Une proposition qui a beaucoup fait réagir. Jeudi, le ministre de l'Économie, Bruno Le Maire, a annoncé qu'il souhaitait réduire la durée d'indemnisation du chômage des plus de 55 ans, actuellement de 27 mois, pour l'aligner sur celle des autres demandeurs d'emploi, de 18 mois. Une mesure qui permettrait, selon Bercy, d'atteindre le plein emploi. Immédiatement, beaucoup l'ont considéré déconnectée de la réalité, et notamment de la difficulté à retrouver un travail après 55 ans. Margaux Gilquin a été confrontée à ce problème, et elle raconte son expérience dans son ouvrage Le dernier salaire (2016, éditions XO). À 48 ans, cette assistante de direction perd son travail après un licenciement économique. Ses droits à l'assurance chômage sont épuisés, et elle doit vivre avec à peine 16 euros par jour, issus de l'allocation de solidarité spécifique (ASS).

"On m'a demandé si on pouvait m'appeler 'mamie'"

Pendant huit ans, Margaux Gilquin cherche un emploi stable, "ponctuée de CDD, de missions plus ou moins courtes, de petits travaux…", détaille-t-elle au micro d'Europe 1. "J'envoyais entre six et huit CV par jour, et dans la nuit il m'arrivait d'en envoyer aussi trois ou quatre." Elle parvient à obtenir "quelques" entretiens d'embauche mais les recruteurs lui font comprendre que son âge est un frein à son embauche. "Ils me disaient qu'à 50 ans, les neurones commencent à moins bien fonctionner. Ils ne s'en cachaient pas du tout. On m'a demandé une fois si on pouvait m'appeler 'mamie', on m'a dit une autre fois 'mais comment pourrais-je vous faire des reproches alors que vous avez l'âge de ma mère", se souvient-elle.
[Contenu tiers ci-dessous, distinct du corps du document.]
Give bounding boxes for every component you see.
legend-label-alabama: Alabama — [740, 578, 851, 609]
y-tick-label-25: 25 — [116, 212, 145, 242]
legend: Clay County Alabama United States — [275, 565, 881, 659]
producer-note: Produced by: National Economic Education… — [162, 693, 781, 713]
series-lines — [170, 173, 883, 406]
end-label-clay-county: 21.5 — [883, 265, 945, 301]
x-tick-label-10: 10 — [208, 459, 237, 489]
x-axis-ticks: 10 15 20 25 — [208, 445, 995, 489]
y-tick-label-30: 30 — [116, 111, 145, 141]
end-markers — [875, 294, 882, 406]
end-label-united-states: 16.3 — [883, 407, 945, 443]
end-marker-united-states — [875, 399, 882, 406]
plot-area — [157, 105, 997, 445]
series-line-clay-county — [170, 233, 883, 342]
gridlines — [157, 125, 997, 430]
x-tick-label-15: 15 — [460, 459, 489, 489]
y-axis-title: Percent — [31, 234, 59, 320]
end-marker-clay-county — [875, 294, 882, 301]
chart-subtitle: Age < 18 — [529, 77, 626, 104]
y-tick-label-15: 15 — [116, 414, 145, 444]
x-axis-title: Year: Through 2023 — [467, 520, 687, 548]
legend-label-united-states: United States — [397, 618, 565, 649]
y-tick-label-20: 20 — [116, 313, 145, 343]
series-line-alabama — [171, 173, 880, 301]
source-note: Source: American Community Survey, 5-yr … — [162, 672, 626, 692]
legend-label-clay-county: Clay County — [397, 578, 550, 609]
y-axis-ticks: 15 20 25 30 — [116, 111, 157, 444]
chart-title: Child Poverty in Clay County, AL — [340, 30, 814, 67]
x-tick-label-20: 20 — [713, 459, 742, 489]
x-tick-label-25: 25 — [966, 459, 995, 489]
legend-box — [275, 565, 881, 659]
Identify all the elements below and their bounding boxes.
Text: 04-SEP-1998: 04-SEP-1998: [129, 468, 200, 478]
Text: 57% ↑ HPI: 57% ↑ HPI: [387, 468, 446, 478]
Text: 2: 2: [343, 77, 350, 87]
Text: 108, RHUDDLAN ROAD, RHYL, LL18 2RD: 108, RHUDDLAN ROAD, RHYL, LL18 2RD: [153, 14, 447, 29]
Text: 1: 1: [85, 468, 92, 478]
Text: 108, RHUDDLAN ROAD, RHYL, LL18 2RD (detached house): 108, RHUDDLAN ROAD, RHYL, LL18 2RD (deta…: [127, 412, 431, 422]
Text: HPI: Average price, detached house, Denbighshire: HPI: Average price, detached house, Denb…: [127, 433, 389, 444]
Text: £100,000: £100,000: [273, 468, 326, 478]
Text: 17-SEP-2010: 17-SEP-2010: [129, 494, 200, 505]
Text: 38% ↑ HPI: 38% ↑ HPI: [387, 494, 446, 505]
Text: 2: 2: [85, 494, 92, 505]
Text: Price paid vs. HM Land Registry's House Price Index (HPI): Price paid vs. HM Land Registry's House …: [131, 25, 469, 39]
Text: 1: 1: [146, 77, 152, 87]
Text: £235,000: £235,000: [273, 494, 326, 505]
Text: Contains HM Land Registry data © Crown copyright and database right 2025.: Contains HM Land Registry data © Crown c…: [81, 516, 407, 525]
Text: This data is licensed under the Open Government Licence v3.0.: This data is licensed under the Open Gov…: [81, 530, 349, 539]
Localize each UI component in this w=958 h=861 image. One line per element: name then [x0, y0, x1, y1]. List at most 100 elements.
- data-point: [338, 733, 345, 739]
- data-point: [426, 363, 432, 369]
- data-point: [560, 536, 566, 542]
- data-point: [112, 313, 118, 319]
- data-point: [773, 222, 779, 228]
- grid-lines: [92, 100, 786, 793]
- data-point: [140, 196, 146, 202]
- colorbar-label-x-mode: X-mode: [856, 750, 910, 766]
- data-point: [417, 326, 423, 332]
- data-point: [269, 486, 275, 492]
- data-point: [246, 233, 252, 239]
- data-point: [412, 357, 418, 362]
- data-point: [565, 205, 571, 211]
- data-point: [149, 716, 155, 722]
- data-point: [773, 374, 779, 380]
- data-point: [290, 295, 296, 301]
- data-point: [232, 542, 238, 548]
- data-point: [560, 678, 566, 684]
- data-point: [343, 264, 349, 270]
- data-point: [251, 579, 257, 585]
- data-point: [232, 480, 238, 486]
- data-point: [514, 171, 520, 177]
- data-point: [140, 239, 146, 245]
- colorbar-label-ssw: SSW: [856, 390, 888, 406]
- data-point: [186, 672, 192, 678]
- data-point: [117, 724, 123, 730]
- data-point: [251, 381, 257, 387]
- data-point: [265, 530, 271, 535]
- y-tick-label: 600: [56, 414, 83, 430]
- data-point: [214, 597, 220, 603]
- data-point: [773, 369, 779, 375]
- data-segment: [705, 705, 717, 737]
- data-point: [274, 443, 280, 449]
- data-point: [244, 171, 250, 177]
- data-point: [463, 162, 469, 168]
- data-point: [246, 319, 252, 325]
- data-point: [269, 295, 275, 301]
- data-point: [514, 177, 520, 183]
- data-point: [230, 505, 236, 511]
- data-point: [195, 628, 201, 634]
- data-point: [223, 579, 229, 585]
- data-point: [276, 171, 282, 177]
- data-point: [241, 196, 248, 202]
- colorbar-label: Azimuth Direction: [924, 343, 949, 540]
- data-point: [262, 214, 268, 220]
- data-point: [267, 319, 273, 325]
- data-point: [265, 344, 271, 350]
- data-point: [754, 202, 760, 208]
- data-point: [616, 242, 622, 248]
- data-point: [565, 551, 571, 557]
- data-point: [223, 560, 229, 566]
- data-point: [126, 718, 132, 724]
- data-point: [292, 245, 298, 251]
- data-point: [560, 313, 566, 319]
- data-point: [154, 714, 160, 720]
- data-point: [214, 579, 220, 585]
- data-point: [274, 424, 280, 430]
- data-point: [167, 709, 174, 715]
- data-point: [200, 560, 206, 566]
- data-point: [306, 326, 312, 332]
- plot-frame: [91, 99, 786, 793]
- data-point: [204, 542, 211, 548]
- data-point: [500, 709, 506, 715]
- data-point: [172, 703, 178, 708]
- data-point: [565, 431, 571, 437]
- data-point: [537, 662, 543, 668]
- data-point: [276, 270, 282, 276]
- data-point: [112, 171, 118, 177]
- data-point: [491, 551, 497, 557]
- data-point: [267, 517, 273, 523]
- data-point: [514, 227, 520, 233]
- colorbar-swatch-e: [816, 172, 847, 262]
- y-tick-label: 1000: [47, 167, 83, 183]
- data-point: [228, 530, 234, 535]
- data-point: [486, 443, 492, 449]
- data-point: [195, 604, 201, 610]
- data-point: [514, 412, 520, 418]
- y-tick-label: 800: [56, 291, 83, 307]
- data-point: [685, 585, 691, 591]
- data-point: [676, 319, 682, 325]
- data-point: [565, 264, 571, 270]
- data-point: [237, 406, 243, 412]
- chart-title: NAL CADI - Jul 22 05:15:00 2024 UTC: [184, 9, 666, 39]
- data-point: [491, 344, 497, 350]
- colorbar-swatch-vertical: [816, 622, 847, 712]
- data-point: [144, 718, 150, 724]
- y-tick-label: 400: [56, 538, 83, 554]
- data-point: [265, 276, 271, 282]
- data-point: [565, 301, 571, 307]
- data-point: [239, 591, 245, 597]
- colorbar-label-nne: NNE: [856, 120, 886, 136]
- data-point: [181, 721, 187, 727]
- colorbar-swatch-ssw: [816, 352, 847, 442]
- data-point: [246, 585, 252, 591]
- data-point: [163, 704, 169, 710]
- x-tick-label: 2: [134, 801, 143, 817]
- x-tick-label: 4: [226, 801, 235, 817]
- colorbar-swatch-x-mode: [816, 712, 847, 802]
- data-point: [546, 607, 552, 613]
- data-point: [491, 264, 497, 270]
Après la publication de son ouvrage, Margaux Gilquin a été reçue par la ministre du Travail de l'époque, Myriam El Khomri. Elle regrette que depuis, rien n'ait changé. "Au niveau des séniors, rien ne change et avec cette bombe qui est tombée [l'annonce de Bruno Le Maire, ndlr], ça ne va pas du tout arranger les choses. Je ne comprends pas", s'indigne-t-elle. "Je ne comprends pas son discours. Il [Bruno Le Maire, ndlr] s'imagine quoi ? Que les gens de plus de 55 ans sont au chômage de leur plein gré ? Alors qu'ils sont mis à l'écart du marché de l'emploi et que c'est complétement indépendant de leur volonté. Il inverse les choses. Je ne demande qu'une chose, c'est de rencontrer Bruno Le Maire. Il faut que les séniors se lèvent, agissent et réagissent parce que c'est d'une indécence spectaculaire."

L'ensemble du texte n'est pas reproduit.